Last month, the Ecology Action Centre issued a statement in response to the Liberal’s Building Canada Act (Bill C-5). It noted that this legislation “would give the Government of Canada the power to bypass crucial checks and balances contained in the Impact Assessment Act (Bill-69) for projects deemed to be ‘nation-building projects.’” This “could fast-track risky energy and resource extraction infrastructure, undermine Canada’s duty to consult with First Nations and give government the power to avoid necessary impact assessments for potentially harmful projects.” The centre reasonably concluded that the “consensus is absolutely clear: with devastating wildfires, biodiversity loss and more frequent and severe storms already at our doorstep, we simply cannot afford the fast-tracking of environmentally disastrous, short-sighted projects.”

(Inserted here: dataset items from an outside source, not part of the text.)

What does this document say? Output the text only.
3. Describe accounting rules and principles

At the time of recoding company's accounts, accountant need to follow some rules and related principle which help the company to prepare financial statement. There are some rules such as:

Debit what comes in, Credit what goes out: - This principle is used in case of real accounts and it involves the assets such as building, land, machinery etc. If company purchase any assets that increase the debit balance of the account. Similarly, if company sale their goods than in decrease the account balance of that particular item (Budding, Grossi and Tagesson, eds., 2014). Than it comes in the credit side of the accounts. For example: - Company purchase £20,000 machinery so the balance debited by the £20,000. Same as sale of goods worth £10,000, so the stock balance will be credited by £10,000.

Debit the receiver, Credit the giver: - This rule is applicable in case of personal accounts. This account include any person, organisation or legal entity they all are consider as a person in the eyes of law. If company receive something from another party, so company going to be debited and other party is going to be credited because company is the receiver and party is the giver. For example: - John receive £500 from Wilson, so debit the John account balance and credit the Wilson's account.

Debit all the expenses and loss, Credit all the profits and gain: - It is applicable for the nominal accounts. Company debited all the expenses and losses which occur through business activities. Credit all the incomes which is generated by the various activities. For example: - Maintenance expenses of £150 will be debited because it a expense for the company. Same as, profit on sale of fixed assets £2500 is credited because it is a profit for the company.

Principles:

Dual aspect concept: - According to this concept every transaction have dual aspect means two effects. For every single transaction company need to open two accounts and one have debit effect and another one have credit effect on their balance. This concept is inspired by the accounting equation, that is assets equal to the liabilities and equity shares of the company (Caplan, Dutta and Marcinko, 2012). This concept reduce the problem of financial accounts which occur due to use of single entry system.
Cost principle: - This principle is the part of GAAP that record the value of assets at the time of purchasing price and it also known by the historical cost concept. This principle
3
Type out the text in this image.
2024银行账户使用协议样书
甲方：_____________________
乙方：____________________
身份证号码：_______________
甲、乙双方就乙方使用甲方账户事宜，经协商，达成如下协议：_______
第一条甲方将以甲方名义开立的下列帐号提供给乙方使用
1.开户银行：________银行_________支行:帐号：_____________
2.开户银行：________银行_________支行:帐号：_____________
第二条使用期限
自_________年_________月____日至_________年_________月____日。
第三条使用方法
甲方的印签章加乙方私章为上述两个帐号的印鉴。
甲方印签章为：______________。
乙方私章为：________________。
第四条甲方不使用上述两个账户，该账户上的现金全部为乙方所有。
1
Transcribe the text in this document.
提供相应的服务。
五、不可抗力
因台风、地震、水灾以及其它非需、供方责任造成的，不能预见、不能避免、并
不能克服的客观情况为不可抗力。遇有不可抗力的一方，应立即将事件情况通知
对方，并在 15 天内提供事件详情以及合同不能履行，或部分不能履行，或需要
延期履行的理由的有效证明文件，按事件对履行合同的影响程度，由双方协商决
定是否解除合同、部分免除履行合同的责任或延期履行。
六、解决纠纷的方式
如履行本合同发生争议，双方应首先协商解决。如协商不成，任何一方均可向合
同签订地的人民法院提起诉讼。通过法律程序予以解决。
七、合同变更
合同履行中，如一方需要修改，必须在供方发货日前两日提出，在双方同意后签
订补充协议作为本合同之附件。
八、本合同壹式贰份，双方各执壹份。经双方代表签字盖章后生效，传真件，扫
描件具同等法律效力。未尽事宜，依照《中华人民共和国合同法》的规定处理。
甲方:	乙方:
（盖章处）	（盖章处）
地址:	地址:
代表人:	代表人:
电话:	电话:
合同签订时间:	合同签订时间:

Yet the Carney government, supported by a virtual consensus among the provinces, has clearly decided that the response to U.S. protectionism must be the removal of whatever limited constraints on fossil fuel and mining interests exist. In effect, the federal and provincial governments, including those headed by the NDP, are taking an approach that is little different from the one proposed by Trump’s energy secretary.
Clearly, political directions are now being set that will make capitalism’s broken relationship with the natural world even more irreparable. At the same time, climate breakdown is affecting poor and working class people more and more severely. This is true even in the historically privileged countries, but more catastrophically throughout the Global South.
As the effects of global heating disrupt our working lives and threaten our communities with devastating incidents of extreme weather, the fight for climate justice has become a vital component of the class struggle. Our unions, social movements and community organizations need to incorporate the immediate task of ensuring that populations aren’t abandoned in the face of intensifying climate impacts and the longer term objective of a just and sustainable society into their perspectives and plans. Our very survival requires nothing less.